Branes and the Kraft-Procesi Transition

TL;DR

This paper uses brane configurations in string theory to reproduce and extend mathematical classifications of nilpotent orbits and their transitions in 3d N=4 gauge theories, revealing new structural insights.

Contribution

It demonstrates how brane setups can reproduce Kraft-Procesi classifications and introduces an efficient method to compute brane transitions corresponding to nilpotent orbit inclusions.

Findings

Reproduces Kraft-Procesi classification using branes

Identifies minimal singularities in Type IIB brane setups

Provides a procedure to compute brane transitions

Abstract

The Coulomb and Higgs branches of certain 3d N=4 gauge theories can be understood as closures of nilpotent orbits. Recently, a new theorem by Namikawa suggests that this is the simplest possible case, thus giving this class a special role. In this note we use branes to reproduce the mathematical work by Kraft and Procesi.

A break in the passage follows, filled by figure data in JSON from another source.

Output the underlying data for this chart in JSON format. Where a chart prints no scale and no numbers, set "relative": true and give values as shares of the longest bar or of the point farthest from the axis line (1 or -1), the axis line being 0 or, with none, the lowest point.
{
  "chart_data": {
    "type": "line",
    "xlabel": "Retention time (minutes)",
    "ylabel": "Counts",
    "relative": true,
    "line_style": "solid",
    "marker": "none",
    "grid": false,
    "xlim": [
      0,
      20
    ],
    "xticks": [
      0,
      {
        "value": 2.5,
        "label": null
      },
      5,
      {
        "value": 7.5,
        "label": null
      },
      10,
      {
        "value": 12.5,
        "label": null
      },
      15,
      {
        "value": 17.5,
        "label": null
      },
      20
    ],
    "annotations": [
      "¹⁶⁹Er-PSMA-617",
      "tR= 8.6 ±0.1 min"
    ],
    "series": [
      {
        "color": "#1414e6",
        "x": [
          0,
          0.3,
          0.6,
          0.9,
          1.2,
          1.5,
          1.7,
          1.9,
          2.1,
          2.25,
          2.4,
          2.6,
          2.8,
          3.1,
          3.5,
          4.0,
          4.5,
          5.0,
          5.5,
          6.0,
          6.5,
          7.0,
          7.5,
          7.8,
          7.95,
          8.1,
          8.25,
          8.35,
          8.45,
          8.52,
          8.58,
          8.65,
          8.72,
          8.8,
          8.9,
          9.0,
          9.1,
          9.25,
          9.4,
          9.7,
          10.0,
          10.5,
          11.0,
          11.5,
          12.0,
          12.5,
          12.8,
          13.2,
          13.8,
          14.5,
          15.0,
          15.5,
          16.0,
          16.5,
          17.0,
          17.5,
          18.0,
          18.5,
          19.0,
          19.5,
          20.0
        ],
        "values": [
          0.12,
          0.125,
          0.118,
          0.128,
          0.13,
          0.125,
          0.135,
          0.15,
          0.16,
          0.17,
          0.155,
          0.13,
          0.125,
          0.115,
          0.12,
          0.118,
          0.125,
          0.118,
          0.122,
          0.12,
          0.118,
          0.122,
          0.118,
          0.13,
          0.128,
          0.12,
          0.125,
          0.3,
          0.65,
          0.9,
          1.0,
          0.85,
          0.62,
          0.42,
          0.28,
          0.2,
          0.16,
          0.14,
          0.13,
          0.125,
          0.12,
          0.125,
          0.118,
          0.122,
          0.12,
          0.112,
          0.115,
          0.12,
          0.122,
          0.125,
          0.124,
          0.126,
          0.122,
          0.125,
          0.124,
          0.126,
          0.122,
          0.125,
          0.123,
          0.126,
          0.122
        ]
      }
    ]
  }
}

It studies the classification of all nilpotent orbits for classical groups and it characterizes an inclusion relation via minimal singularities. We show how these minimal singularities arise naturally in the Type IIB superstring embedding of the 3d A-type theories. The Higgs mechanism can be used to remove the minimal singularity, corresponding to a transition in the brane configuration that induces a new effective 3d theory. This reproduces the Kraft-Procesi results, endowing the family of gauge theories with a new underlying structure. We provide an efficient procedure for computing such brane transitions.